May 27, 2020 | Eric Verbeten

A University of Wisconsin–Madison Space Science and Engineering Center project aimed at growing a Python programming community was selected for funding in May 2020 by the Chan Zuckerberg Initiative. The one-year grant seeks to build and expand the framework around VisPy (short for Visual Python), a powerful, community-driven programming library used to visualize data.

SSEC scientific programmer David Hoese. Credit: David Hoese

“VisPy is useful to the scientific community and provides ways to do fast visualizations,” says David Hoese, SSEC scientific programmer and principal investigator of the project. “Compared to other visualization techniques that rely on the central processing unit, VisPy uses the graphics processing unit and allows it to produce visualizations based on large data sets.”

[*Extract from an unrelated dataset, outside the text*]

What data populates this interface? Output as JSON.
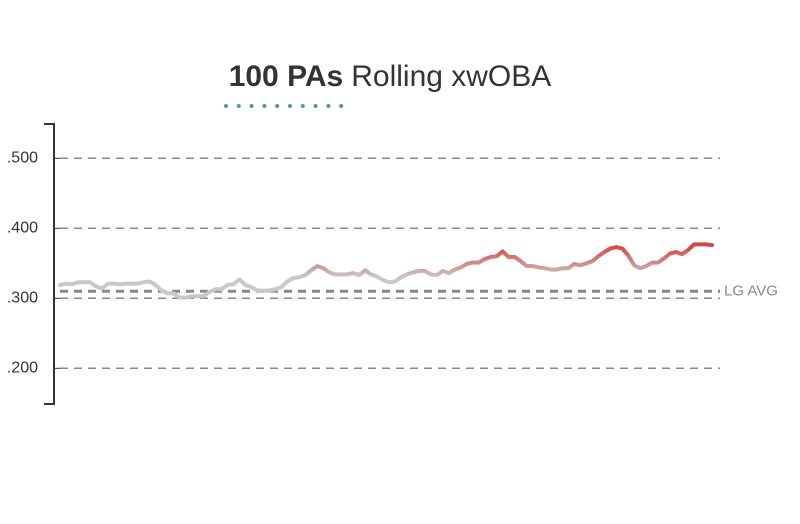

VisPy is an open source, Python library that grew organically from the collaboration between other Python projects including visvis, galry, glumpy and pyqtgraph. According to Hoese, when VisPy was launched in 2013 it quickly attracted an active community of developers and users. However, after several years of heavy development the maintainers of the VisPy project were no longer able to keep pace with, and direct, the library’s growth. Currently, VisPy has a community of several thousand users, with tens of thousands of downloads since it was first released.

VisPy is a powerful, community-driven programming library used to visualize data, including imagery created from satellite data. Credit: David Hoese

Hoese’s VisPy project aims to address this problem by creating a framework and code of conduct for the community that is designed to attract new members. Reducing the barriers to entry by making the robust programming language easy to understand and accessible is crucial, says Hoese, while at the same time, setting community standards. Other goals include creating contributor guides, governance documents, training videos and presenting at the 2021 SciPy Conference.

“With this project we aim to bring many more users to the community and cultivate more contributors to continue the development and improvement of this useful tool,” says Hoese.

This work is supported by the Chan Zuckerberg Initiative.